宋舒阳板起脸,正经道:“别贫了,我说真的,你真要找人替代她啊?”
靳舟把着方向盘转了个弯,“以前江颖在的时候我没觉得管理有多混乱,她走了才发现那么多事井井有条全是靠她一个人在顶,我请假一个月可能Helios还是照样运营,她请假一个月估计会直接倒闭。”
靳舟在江市的时候其实相当于是三把手,很多事情不需要他操心,上面怎么决策的他就怎么跟着干就行,更多的是起到一个台柱子的作用。现在真的自己当大老板了才发现人的精力到底还是有限的,如果他想把自己的工作核心放在舞台上就必须得制定出个严密的规章流程,不能单纯依赖江颖的“人治”。

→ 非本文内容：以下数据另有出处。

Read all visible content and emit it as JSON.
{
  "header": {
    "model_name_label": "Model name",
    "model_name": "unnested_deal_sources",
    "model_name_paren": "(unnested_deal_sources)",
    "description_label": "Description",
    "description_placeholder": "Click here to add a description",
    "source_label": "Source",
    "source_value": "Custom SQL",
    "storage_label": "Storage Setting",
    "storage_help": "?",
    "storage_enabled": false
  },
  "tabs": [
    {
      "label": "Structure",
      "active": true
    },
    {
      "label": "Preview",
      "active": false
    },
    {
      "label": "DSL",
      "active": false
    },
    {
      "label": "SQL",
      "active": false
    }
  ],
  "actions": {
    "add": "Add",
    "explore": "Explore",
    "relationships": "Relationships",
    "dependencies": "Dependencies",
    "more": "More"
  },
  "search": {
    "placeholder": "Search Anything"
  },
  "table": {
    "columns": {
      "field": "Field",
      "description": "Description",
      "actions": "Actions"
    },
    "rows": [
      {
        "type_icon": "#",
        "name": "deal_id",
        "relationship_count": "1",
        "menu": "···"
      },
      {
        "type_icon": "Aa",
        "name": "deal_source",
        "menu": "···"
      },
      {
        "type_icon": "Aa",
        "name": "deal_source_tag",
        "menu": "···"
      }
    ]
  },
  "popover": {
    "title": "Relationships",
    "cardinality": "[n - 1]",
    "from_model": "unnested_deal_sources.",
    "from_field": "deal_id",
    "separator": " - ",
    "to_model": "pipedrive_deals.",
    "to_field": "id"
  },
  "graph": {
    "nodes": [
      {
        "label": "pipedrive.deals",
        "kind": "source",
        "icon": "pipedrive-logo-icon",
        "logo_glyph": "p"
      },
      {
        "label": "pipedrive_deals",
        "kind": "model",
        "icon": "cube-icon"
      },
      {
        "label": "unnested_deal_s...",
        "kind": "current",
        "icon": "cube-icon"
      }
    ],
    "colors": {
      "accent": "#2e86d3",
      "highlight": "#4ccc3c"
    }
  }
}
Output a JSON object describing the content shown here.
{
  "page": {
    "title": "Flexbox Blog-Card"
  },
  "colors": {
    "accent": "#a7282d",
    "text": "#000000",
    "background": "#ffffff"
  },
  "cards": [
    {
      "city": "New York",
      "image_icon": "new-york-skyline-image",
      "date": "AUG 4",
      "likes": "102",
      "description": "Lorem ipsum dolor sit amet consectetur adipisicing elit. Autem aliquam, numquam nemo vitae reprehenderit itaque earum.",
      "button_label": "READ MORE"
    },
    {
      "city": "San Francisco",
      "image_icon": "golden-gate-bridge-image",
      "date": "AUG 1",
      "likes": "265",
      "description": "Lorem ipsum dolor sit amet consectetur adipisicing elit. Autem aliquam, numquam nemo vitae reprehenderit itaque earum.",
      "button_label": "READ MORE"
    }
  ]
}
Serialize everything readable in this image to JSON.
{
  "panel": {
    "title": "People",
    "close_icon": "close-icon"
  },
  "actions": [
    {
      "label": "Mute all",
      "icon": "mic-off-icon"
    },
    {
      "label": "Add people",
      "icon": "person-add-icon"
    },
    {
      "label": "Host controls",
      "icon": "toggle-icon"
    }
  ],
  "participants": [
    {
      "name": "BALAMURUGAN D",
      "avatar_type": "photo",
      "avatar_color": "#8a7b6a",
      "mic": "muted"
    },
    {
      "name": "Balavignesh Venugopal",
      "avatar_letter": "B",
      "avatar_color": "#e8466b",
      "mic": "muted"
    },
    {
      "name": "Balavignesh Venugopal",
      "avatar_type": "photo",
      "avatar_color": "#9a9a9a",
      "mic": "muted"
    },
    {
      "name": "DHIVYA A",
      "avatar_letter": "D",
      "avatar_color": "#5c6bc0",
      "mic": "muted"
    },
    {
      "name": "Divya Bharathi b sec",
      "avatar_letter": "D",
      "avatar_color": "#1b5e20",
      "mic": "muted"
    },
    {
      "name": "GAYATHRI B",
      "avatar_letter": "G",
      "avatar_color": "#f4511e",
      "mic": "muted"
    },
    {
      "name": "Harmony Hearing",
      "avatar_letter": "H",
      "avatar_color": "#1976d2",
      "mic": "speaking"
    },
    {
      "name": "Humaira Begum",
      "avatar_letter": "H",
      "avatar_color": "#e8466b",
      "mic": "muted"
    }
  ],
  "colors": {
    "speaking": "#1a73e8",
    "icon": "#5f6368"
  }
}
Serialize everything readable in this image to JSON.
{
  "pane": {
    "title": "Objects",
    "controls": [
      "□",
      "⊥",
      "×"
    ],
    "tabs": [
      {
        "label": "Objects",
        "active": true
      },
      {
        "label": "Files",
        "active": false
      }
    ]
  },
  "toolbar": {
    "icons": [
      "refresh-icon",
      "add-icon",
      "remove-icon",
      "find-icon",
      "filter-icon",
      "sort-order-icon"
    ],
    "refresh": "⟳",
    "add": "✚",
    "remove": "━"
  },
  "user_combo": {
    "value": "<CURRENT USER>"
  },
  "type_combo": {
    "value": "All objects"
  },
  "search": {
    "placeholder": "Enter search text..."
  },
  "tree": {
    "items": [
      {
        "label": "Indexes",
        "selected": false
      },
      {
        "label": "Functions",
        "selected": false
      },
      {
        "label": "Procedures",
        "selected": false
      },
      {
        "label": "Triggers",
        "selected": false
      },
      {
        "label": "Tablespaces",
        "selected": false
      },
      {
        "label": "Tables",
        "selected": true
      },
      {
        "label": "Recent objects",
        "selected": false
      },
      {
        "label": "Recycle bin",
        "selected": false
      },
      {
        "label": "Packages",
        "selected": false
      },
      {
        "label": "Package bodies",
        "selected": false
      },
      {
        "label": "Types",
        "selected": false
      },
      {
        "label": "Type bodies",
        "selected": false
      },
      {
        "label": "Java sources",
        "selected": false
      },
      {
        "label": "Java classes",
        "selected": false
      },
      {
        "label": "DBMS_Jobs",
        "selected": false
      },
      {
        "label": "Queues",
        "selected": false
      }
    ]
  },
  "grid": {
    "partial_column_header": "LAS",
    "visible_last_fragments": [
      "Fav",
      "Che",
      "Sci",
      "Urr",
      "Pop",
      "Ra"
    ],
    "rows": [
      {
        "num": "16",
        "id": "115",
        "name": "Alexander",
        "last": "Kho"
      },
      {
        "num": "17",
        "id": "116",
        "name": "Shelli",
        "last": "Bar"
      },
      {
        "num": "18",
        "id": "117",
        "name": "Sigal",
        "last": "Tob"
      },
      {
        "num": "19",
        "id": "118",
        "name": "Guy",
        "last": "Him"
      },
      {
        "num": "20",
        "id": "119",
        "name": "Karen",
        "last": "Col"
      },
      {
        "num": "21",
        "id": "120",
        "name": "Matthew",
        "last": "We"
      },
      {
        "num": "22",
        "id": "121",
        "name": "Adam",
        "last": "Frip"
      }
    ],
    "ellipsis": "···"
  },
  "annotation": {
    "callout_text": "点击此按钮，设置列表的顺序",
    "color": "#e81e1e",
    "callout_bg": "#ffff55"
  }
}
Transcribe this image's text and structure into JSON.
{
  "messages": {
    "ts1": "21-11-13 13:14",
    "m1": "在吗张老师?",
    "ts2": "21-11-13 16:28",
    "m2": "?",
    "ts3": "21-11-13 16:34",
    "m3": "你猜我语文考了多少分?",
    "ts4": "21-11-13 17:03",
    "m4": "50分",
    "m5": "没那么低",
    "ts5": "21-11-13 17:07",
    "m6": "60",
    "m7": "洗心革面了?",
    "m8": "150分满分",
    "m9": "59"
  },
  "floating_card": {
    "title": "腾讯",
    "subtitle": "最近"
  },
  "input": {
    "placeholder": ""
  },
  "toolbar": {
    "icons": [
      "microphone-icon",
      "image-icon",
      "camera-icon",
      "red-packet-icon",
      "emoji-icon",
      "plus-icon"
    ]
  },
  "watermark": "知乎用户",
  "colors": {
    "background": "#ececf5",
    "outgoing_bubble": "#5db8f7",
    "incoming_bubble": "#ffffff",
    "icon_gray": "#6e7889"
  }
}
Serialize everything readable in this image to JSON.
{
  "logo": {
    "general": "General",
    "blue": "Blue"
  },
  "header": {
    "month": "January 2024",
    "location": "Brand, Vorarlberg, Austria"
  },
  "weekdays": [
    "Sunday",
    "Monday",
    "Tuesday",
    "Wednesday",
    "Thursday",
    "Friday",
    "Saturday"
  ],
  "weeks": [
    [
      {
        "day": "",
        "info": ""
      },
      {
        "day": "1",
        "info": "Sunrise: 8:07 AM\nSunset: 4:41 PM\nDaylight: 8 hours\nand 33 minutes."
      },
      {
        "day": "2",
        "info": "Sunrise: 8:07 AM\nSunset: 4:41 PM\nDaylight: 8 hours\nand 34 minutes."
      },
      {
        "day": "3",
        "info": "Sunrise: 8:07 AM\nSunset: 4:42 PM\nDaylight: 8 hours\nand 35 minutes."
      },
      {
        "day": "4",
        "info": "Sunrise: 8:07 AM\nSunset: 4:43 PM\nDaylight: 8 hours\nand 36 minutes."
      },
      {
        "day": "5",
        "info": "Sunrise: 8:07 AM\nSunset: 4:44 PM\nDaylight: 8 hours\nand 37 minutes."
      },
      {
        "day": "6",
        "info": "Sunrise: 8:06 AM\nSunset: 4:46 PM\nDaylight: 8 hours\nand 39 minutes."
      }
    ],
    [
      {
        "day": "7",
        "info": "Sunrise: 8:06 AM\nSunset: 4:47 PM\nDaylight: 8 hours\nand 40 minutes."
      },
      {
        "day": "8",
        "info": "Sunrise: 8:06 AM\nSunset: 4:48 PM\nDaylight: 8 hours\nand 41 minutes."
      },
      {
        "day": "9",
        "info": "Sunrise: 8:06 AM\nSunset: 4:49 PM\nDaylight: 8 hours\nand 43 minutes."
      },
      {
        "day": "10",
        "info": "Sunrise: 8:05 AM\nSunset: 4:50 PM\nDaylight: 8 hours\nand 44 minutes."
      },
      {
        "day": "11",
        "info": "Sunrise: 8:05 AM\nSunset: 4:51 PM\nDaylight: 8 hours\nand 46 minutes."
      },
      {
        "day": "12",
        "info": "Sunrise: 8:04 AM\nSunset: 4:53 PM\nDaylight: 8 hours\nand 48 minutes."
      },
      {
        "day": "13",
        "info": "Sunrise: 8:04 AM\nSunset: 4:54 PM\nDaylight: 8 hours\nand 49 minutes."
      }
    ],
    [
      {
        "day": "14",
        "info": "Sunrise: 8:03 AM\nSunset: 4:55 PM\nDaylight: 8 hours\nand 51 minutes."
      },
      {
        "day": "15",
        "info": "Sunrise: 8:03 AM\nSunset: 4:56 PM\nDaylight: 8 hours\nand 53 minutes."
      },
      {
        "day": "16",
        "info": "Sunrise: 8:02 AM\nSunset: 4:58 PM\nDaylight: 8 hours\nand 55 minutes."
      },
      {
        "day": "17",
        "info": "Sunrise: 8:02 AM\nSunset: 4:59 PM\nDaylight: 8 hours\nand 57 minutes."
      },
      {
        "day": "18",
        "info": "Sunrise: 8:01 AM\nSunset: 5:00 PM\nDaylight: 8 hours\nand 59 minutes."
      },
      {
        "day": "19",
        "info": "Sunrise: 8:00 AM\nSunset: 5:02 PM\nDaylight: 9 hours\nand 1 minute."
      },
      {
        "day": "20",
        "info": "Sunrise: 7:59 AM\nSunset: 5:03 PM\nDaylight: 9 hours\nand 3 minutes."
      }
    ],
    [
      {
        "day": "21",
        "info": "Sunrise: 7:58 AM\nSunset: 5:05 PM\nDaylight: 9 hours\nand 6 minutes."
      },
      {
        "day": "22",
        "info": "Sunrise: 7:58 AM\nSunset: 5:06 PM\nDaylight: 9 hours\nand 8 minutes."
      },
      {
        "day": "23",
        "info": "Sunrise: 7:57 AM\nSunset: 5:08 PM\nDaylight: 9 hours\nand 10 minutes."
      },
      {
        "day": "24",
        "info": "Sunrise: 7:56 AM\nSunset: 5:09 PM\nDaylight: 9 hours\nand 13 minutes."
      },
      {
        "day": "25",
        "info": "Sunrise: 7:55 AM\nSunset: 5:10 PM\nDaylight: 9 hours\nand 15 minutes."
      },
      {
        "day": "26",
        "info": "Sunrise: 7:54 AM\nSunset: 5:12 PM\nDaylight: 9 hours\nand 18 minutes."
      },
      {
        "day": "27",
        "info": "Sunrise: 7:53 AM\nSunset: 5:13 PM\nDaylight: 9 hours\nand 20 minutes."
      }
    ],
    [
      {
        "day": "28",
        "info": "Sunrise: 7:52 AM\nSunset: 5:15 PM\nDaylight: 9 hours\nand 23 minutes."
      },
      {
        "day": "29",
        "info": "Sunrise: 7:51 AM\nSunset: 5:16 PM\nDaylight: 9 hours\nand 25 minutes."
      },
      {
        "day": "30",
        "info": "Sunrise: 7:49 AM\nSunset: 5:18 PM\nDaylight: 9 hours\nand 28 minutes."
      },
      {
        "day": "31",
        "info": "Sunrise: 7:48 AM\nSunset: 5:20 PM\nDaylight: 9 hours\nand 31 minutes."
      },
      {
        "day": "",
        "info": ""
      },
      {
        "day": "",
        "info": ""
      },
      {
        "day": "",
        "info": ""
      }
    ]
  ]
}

“像今晚黄瓜用没了都不知道找谁去买这种事不能出现第二次,”他微微拧起眉头,“而且你也快到学期末了,不能把精力都花在店里。”
“其实我还好啦,不过你想把管理规范化的话,我挺支持的。”
车平稳停进车位,宋舒阳解开安全带,凑到他身边在他脸上亲了一口,“别老追求完美了,每个人本来就都有自己的短板,你都会那么多东西了,只是不擅长管理而已,很正常啊。”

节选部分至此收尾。